这一问,真就惊得柳生但马守脸色苍白,惊惧道:“你究竟是人是鬼!?”
他们三人的密谋是在护龙山庄内计划,这世界上只有他们三人知晓,更不可能有人在朱无视和他的眼皮子底下窃听到这等绝密。
尹志平将目光看向柳生飘絮那吹弹可破国色天香的俏脸,可惜道:“你的姐姐已经因此丧命,你却还要为了朱无视对柳生家一个虚无缥缈的承诺献上自己,值得吗?”
柳生飘絮看着眼前这个儒雅出尘的道士,却感觉在听恶魔在耳边低语,咬牙道:“你想要我们做什么?”
尹志平将两条天蚕放在掌心:“吃下它们,就能活命,才有资格知道接下来的安排。”
柳生但马守和柳生飘絮对视一眼,认命的闭上眼,张嘴。
两条滑腻的虫子顺着喉咙直下,盘踞在内脏处安静不动。
尹志平从身后掏出来一个精致的小琵琶,轻轻拨弄琴弦,柳生但马守父女两人立刻额头青筋毕现,疼得在地上来回翻滚,生不如死。
好在琵琶只是短暂响了几声就停止,那仿佛五脏六腑被啃食的剧痛也随之消失。
“这是什么东西!?”
柳生但马守咬着牙问。
他已经做好受制于人的准备,但这虫子的疼痛还是远超他想象。
尹志平满意点头道:“从东厂拿来的好东西,名为天蚕,看样子的的确不错。”
“它一旦进入人体,就会潜伏在内脏中,平日里只会稍稍吸取点血液,不会对身体有任何影响,可一旦听到特定声音,就会暴躁咬食内脏,令人生不如死。”

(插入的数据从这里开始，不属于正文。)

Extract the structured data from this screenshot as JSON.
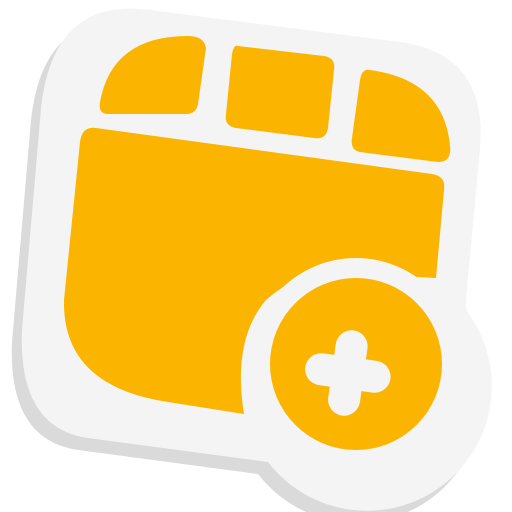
{
  "icon": {
    "name": "add-video-clip-sticker-icon",
    "colors": {
      "accent": "#FBB500",
      "sticker_border": "#F4F4F4",
      "shadow": "#DADADA",
      "plus_symbol": "#F4F4F4"
    }
  }
}
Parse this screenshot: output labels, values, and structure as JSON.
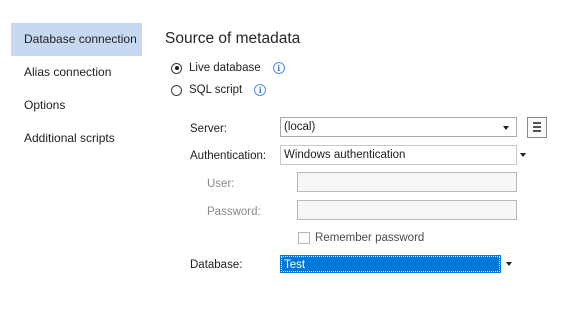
{
  "nav": {
    "items": [
      {
        "label": "Database connection"
      },
      {
        "label": "Alias connection"
      },
      {
        "label": "Options"
      },
      {
        "label": "Additional scripts"
      }
    ]
  },
  "section": {
    "title": "Source of metadata"
  },
  "source": {
    "live_label": "Live database",
    "sql_label": "SQL script",
    "selected": "Live database",
    "info_icon": "i"
  },
  "form": {
    "server_label": "Server:",
    "server_value": "(local)",
    "auth_label": "Authentication:",
    "auth_value": "Windows authentication",
    "user_label": "User:",
    "user_value": "",
    "password_label": "Password:",
    "password_value": "",
    "remember_label": "Remember password",
    "remember_checked": false,
    "database_label": "Database:",
    "database_value": "Test"
  },
  "colors": {
    "nav_active": "#c6d9f1",
    "selection": "#0078d7",
    "info": "#3f7fcf"
  },
  "icons": [
    "info-icon",
    "server-browse-icon",
    "dropdown-arrow-icon"
  ]
}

“当然,最关键在于,千万别尝试以真气或药物在内体杀死天蚕,也别想要以功力逼它出来,否则它会感到危险分泌一种毒素,令人顷刻间丧命。”
…………
东厂,大堂内。
尹志平与曹正淳对坐品茶。
曹正淳看着手中一叠情报,只觉得毛骨悚然。
朱无视竟然已经在自己眼皮子底下,聚拢了如此恐怖的势力。
可琢磨着尹志平刚刚和自己说的计划,曹正淳又皱着眉头沉思道:“依清和子道长的意思,待太后娘娘被绑以后,本督主只能秘密救出太后,不能领功,还要对朱无视示弱,以失察之罪请皇上责罚,卸去东厂督主之位,然后假死在天牢里?”
尹志平淡然点头。
曹正淳下意识抗拒道:“这岂不是让本督主束手就擒?”
尹志平道:“若是督主不倒下,朱无视的野心如何能显露出来?”
曹正淳问道:“那你又如何确定,一旦本督主倒下,他朱无视就会发难造反?若是他继续隐忍筹备几个月,本督主难道就躲藏几个月?”
尹志平笑道:“这一点,督主大可放心。”
“其一,铲除阉党,会让朱无视声望达到巅峰,他必然会趁着这股声势登上皇位,所以隐忍不了太久。”
“其二,曹督主一旦隐退,再也无人能抗衡护龙山庄,哪怕朱无视这样谨慎的人,也难免春风得意,行事也必然不再收敛,自然会露出许多马脚。”
曹正淳笑了,冷冷道:“如道长这般说法,朱无视与咱家作对多年,却从始至终都只拿咱家当一个磨刀石、垫脚石?”
尹志平没有回答,他相信以曹正淳的智慧,只要自己点破这层窗户,自然能想通前因后果。
半响之后,曹正淳幽幽叹了口气。
尹志平拱手道:“还请督主赴死!”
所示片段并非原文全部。